Bisnis.com, JAKARTA—Industri manufaktur diyakini tetap bertahan dari segi perdagangan maupun jasa tatkala Masyarakat Ekonomi Asean dimulai pada akhir 2015.
Dirjen Basis Industri Manufaktur Kementerian Perindustrian Harjanto mengatakan sejumlah cabang industri manufaktur yang kini kurang berdaya saing, seperti semen, keramik, dan garmen.
“Industri defensif adalah yang less competitive dan harus dipertahankan eksistensinya di dalam negeri, pun yang ofensif bukan berarti pasar domestiknya dilepaskan,” katanya, Selasa (30/12/2014).
Untuk mengukur daya saing, Direktorat Jenderal Basis Industri Manufaktur Kementerian Perindustrian (Kemenperin) membuat empat kelompok.
Cabang industri yang berdaya saing sangat tinggi ada di kelompok K1, sedangkan K2 untuk daya saing tinggi.
Industri yang masuk K1 mengantongi perolehan ekspor di atas US$10 juta dan impor di bawah US$5 juta dengan indeks dan tren Revealed Competitive Advantage (RCA) positif.
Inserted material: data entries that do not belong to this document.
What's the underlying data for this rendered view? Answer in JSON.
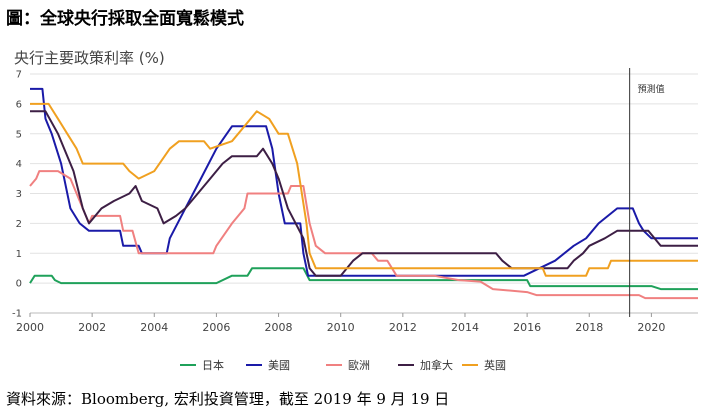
{
  "title": "圖：全球央行採取全面寬鬆模式",
  "source": "資料來源：Bloomberg, 宏利投資管理，截至 2019 年 9 月 19 日",
  "chart_data": {
    "type": "line",
    "title": "",
    "ylabel": "央行主要政策利率 (%)",
    "xlabel": "",
    "xlim": [
      2000,
      2021.5
    ],
    "ylim": [
      -1,
      7
    ],
    "yticks": [
      "-1",
      "0",
      "1",
      "2",
      "3",
      "4",
      "5",
      "6",
      "7"
    ],
    "xticks": [
      "2000",
      "2002",
      "2004",
      "2006",
      "2008",
      "2010",
      "2012",
      "2014",
      "2016",
      "2018",
      "2020"
    ],
    "annotation": {
      "x": 2019.3,
      "label": "預測值"
    },
    "grid": "horizontal",
    "legend": "bottom",
    "series": [
      {
        "name": "日本",
        "color": "#1fa15a",
        "points": [
          [
            2000,
            0
          ],
          [
            2000.15,
            0.25
          ],
          [
            2000.7,
            0.25
          ],
          [
            2000.8,
            0.1
          ],
          [
            2001.0,
            0
          ],
          [
            2006.0,
            0
          ],
          [
            2006.5,
            0.25
          ],
          [
            2007.0,
            0.25
          ],
          [
            2007.15,
            0.5
          ],
          [
            2008.8,
            0.5
          ],
          [
            2008.9,
            0.3
          ],
          [
            2009.0,
            0.1
          ],
          [
            2010.9,
            0.1
          ],
          [
            2011.0,
            0.1
          ],
          [
            2016.0,
            0.1
          ],
          [
            2016.1,
            -0.1
          ],
          [
            2020.0,
            -0.1
          ],
          [
            2020.3,
            -0.2
          ],
          [
            2021.5,
            -0.2
          ]
        ]
      },
      {
        "name": "美國",
        "color": "#1a1aa8",
        "points": [
          [
            2000,
            6.5
          ],
          [
            2000.4,
            6.5
          ],
          [
            2000.5,
            5.5
          ],
          [
            2000.7,
            5.0
          ],
          [
            2001.0,
            4.0
          ],
          [
            2001.3,
            2.5
          ],
          [
            2001.6,
            2.0
          ],
          [
            2001.9,
            1.75
          ],
          [
            2002.9,
            1.75
          ],
          [
            2003.0,
            1.25
          ],
          [
            2003.5,
            1.25
          ],
          [
            2003.6,
            1.0
          ],
          [
            2004.4,
            1.0
          ],
          [
            2004.5,
            1.5
          ],
          [
            2005.0,
            2.5
          ],
          [
            2005.5,
            3.5
          ],
          [
            2006.0,
            4.5
          ],
          [
            2006.5,
            5.25
          ],
          [
            2007.6,
            5.25
          ],
          [
            2007.8,
            4.5
          ],
          [
            2008.0,
            3.0
          ],
          [
            2008.2,
            2.0
          ],
          [
            2008.7,
            2.0
          ],
          [
            2008.8,
            1.0
          ],
          [
            2008.95,
            0.25
          ],
          [
            2015.9,
            0.25
          ],
          [
            2016.9,
            0.75
          ],
          [
            2017.5,
            1.25
          ],
          [
            2017.9,
            1.5
          ],
          [
            2018.3,
            2.0
          ],
          [
            2018.9,
            2.5
          ],
          [
            2019.4,
            2.5
          ],
          [
            2019.6,
            2.0
          ],
          [
            2019.75,
            1.75
          ],
          [
            2020.0,
            1.5
          ],
          [
            2021.5,
            1.5
          ]
        ]
      },
      {
        "name": "歐洲",
        "color": "#f08080",
        "points": [
          [
            2000,
            3.25
          ],
          [
            2000.2,
            3.5
          ],
          [
            2000.3,
            3.75
          ],
          [
            2000.9,
            3.75
          ],
          [
            2001.3,
            3.5
          ],
          [
            2001.6,
            2.75
          ],
          [
            2001.9,
            2.0
          ],
          [
            2002.0,
            2.25
          ],
          [
            2002.9,
            2.25
          ],
          [
            2003.0,
            1.75
          ],
          [
            2003.3,
            1.75
          ],
          [
            2003.5,
            1.0
          ],
          [
            2005.9,
            1.0
          ],
          [
            2006.0,
            1.25
          ],
          [
            2006.5,
            2.0
          ],
          [
            2006.9,
            2.5
          ],
          [
            2007.0,
            3.0
          ],
          [
            2008.3,
            3.0
          ],
          [
            2008.4,
            3.25
          ],
          [
            2008.8,
            3.25
          ],
          [
            2009.0,
            2.0
          ],
          [
            2009.2,
            1.25
          ],
          [
            2009.5,
            1.0
          ],
          [
            2011.0,
            1.0
          ],
          [
            2011.2,
            0.75
          ],
          [
            2011.5,
            0.75
          ],
          [
            2011.8,
            0.25
          ],
          [
            2012.0,
            0.25
          ],
          [
            2013.0,
            0.25
          ],
          [
            2013.8,
            0.1
          ],
          [
            2014.5,
            0.05
          ],
          [
            2014.9,
            -0.2
          ],
          [
            2016.0,
            -0.3
          ],
          [
            2016.3,
            -0.4
          ],
          [
            2019.6,
            -0.4
          ],
          [
            2019.8,
            -0.5
          ],
          [
            2021.5,
            -0.5
          ]
        ]
      },
      {
        "name": "加拿大",
        "color": "#3d1f45",
        "points": [
          [
            2000,
            5.75
          ],
          [
            2000.5,
            5.75
          ],
          [
            2000.9,
            5.0
          ],
          [
            2001.1,
            4.5
          ],
          [
            2001.4,
            3.75
          ],
          [
            2001.7,
            2.5
          ],
          [
            2001.9,
            2.0
          ],
          [
            2002.3,
            2.5
          ],
          [
            2002.7,
            2.75
          ],
          [
            2003.2,
            3.0
          ],
          [
            2003.4,
            3.25
          ],
          [
            2003.6,
            2.75
          ],
          [
            2004.1,
            2.5
          ],
          [
            2004.3,
            2.0
          ],
          [
            2004.7,
            2.25
          ],
          [
            2005.0,
            2.5
          ],
          [
            2005.4,
            3.0
          ],
          [
            2005.8,
            3.5
          ],
          [
            2006.2,
            4.0
          ],
          [
            2006.5,
            4.25
          ],
          [
            2007.3,
            4.25
          ],
          [
            2007.5,
            4.5
          ],
          [
            2007.8,
            4.0
          ],
          [
            2008.0,
            3.5
          ],
          [
            2008.3,
            2.5
          ],
          [
            2008.8,
            1.5
          ],
          [
            2009.0,
            0.5
          ],
          [
            2009.2,
            0.25
          ],
          [
            2010.0,
            0.25
          ],
          [
            2010.4,
            0.75
          ],
          [
            2010.7,
            1.0
          ],
          [
            2015.0,
            1.0
          ],
          [
            2015.2,
            0.75
          ],
          [
            2015.5,
            0.5
          ],
          [
            2017.3,
            0.5
          ],
          [
            2017.5,
            0.75
          ],
          [
            2017.8,
            1.0
          ],
          [
            2018.0,
            1.25
          ],
          [
            2018.5,
            1.5
          ],
          [
            2018.9,
            1.75
          ],
          [
            2019.9,
            1.75
          ],
          [
            2020.1,
            1.5
          ],
          [
            2020.3,
            1.25
          ],
          [
            2021.5,
            1.25
          ]
        ]
      },
      {
        "name": "英國",
        "color": "#f0a020",
        "points": [
          [
            2000,
            6.0
          ],
          [
            2000.6,
            6.0
          ],
          [
            2000.9,
            5.5
          ],
          [
            2001.2,
            5.0
          ],
          [
            2001.5,
            4.5
          ],
          [
            2001.7,
            4.0
          ],
          [
            2003.0,
            4.0
          ],
          [
            2003.2,
            3.75
          ],
          [
            2003.5,
            3.5
          ],
          [
            2004.0,
            3.75
          ],
          [
            2004.5,
            4.5
          ],
          [
            2004.8,
            4.75
          ],
          [
            2005.6,
            4.75
          ],
          [
            2005.8,
            4.5
          ],
          [
            2006.5,
            4.75
          ],
          [
            2006.9,
            5.25
          ],
          [
            2007.3,
            5.75
          ],
          [
            2007.7,
            5.5
          ],
          [
            2008.0,
            5.0
          ],
          [
            2008.3,
            5.0
          ],
          [
            2008.6,
            4.0
          ],
          [
            2008.9,
            2.0
          ],
          [
            2009.0,
            1.0
          ],
          [
            2009.2,
            0.5
          ],
          [
            2016.5,
            0.5
          ],
          [
            2016.6,
            0.25
          ],
          [
            2017.9,
            0.25
          ],
          [
            2018.0,
            0.5
          ],
          [
            2018.6,
            0.5
          ],
          [
            2018.7,
            0.75
          ],
          [
            2021.5,
            0.75
          ]
        ]
      }
    ]
  }
}
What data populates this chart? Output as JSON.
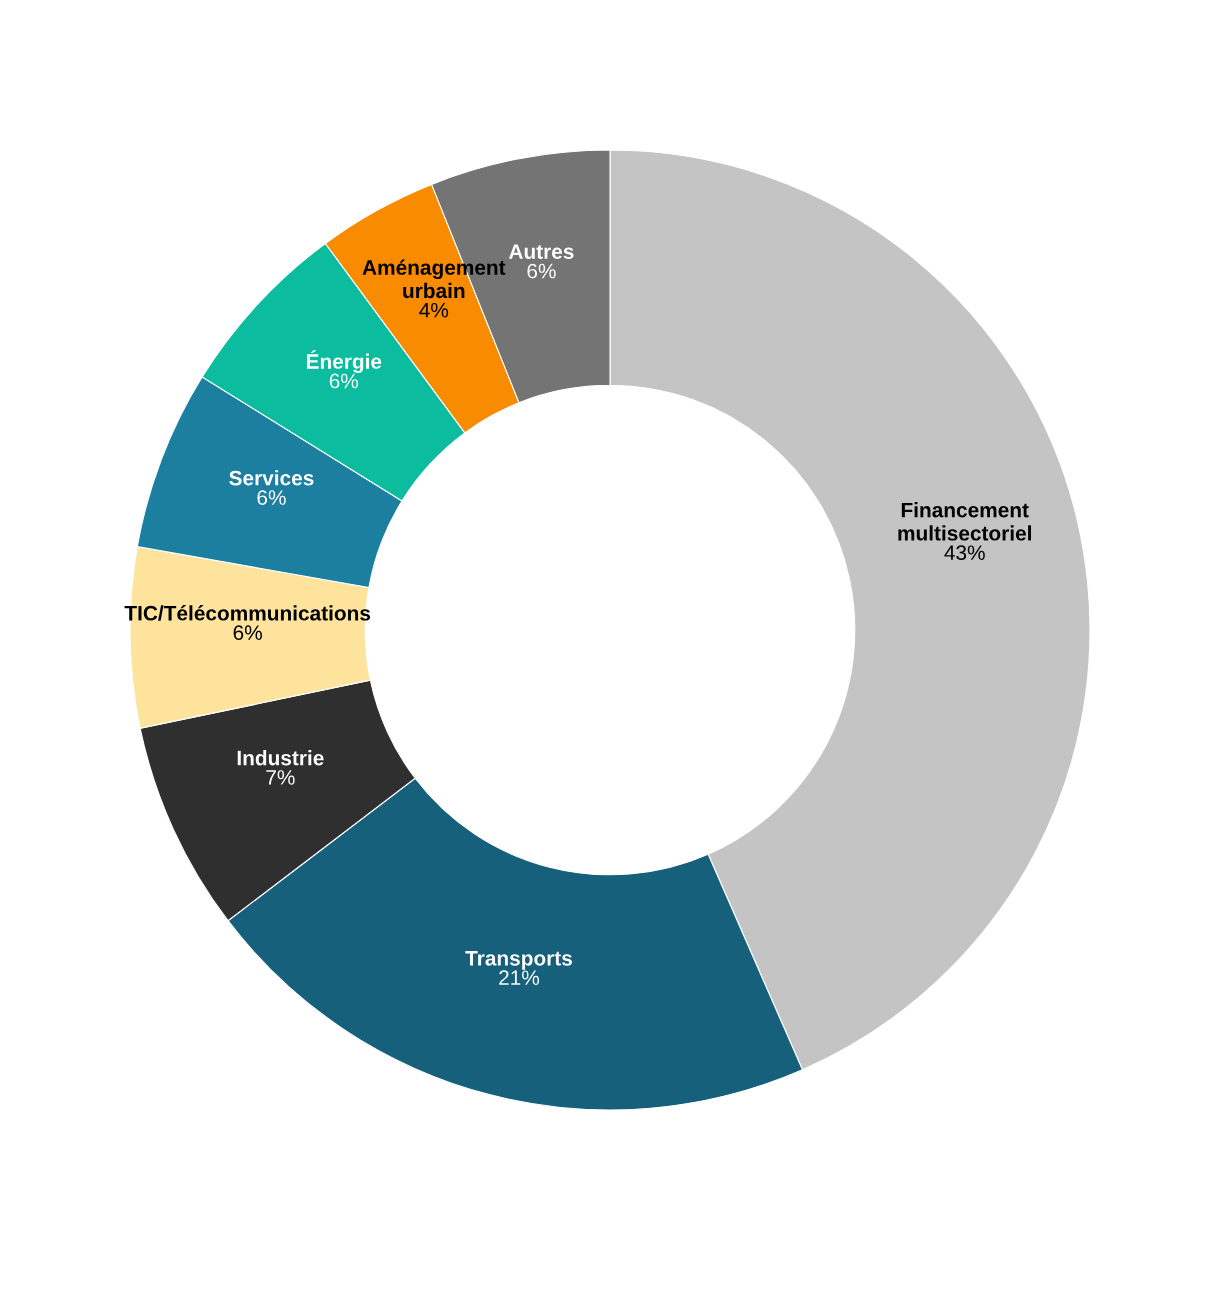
{
  "chart_data": {
    "type": "donut",
    "categories": [
      "Financement\nmultisectoriel",
      "Transports",
      "Industrie",
      "TIC/Télécommunications",
      "Services",
      "Énergie",
      "Aménagement\nurbain",
      "Autres"
    ],
    "values": [
      43,
      21,
      7,
      6,
      6,
      6,
      4,
      6
    ],
    "value_labels": [
      "43%",
      "21%",
      "7%",
      "6%",
      "6%",
      "6%",
      "4%",
      "6%"
    ],
    "colors": [
      "#c4c4c4",
      "#17607c",
      "#2f2f2f",
      "#fee39d",
      "#1d7fa0",
      "#0bbd9e",
      "#f98b00",
      "#747474"
    ]
  }
}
K1 dan K2 berbeda dari pada tren RCA, kelompok K2 trennya negatif.
Sementara cabang industri yang kurang kompetitif masuk dalam golongan K3, dan mereka yang tidak kompetitif ada di kelompok K4. Ekspor industri K3 di bawah US$10 juta dengan impor di atas US$5 juta, indeks RCA negatif dan tren RCA masih positif.
Kelompok K4 mengekspor di bawah US$10 juta dan impor di atas US$5 juta dengan indeks dan tren RCA negatif.
Industri yang masuk dalam K1 dan K2 adalah bidang yang ofensif menghadapi MEA.
Sektor manufaktur yang dimaksud adalah tekstil dan produk tekstil (TPT), alas kaki dan produk kulit, furnitur, makanan dan minuman, pupuk dan petrokimia, serta logam dasar besi dan baja.
Sementara bidang manufaktur yang defensif diprioritaskan untuk menguasai pasar dalam negeri, yaitu semen dan pakaian jadi alias garmen.
Tapi industri alas kaki, furnitur, serta makanan dan minuman juga tetap fokus menjaga pasar domestik.
“Tekstil jelas sangat unggul karena tidak defisit [neraca perdagangan],” tutur Harjanto.
Sebagai contoh, beberapa hal yang dilakukan Kemenperin untuk industri TPT dan alas kaki sepanjang tahun ini a.l. memberikan potongan harga dalam program restrukturisasi permesinan industri sebanyak 122 perusahaan.
Nilai bantuan mencapai Rp94,22 miliar, ini mendorong investasi Rp2,28 triliun.
Sejumlah 58 perusahaan industri TPT, alas kaki, dan penyamakan kulit tengah menunggu sebagai peserta restrukturisasi.
Total nilai bantuan untuk puluhan perusahaan ini perkiraan mencapai Rp77,5 miliar.
Ada pula perluasan investasi dan pembangunan pabrik baru Indorama Synthetic senilai total US$400 juta.
Pabrik ini memproduksi PET resin 88.000 ton per tahun, benang filament polyester 389.600 ton per tahun, dan 500.000 ton per tahun PTA untuk bahan baku serat polyester dan botol plastik.
Selain itu terdapat investasi dan pendirian pabrik Sritex senilai Rp5,9 triliun di Solo untuk memproduksi serat rayon 80.000 ton per tahun, benang 700.000 bales of yarn, dan apparel 16 juta piecesper tahun.
Sementara untuk industri petrokimia dibangun center of excellence di Banten. Ada pula proyek pembangunan delapan pabrik dengan nilai invetasi total Rp4,45 triliun dan US$1,34 miliar.
Disetujui alokasi gas untuk pengembangan pusat industri petrokimia di Teluk Bintuni, Papua Barat tahap pertama 180 mmscfd (Million Standard Cubic Feet per Day atau juta Standar Kaki Kubik per Hari).
Dilakukan pula penguatan struktur industri petrokimia melalui investasi pabrik asam nitrat berkapasitas 238.000 ton per tahun dan ammonium nitrat berkapasitas 300.000 ton per tahun oleh PT Kaltim Nitrat Indonesia.
“Petrokimia banyak masuk ke kelompok K1 dan K2, tetapi kebanyakan petrokimia bahan bakunya masih impor,” kata Harjanto.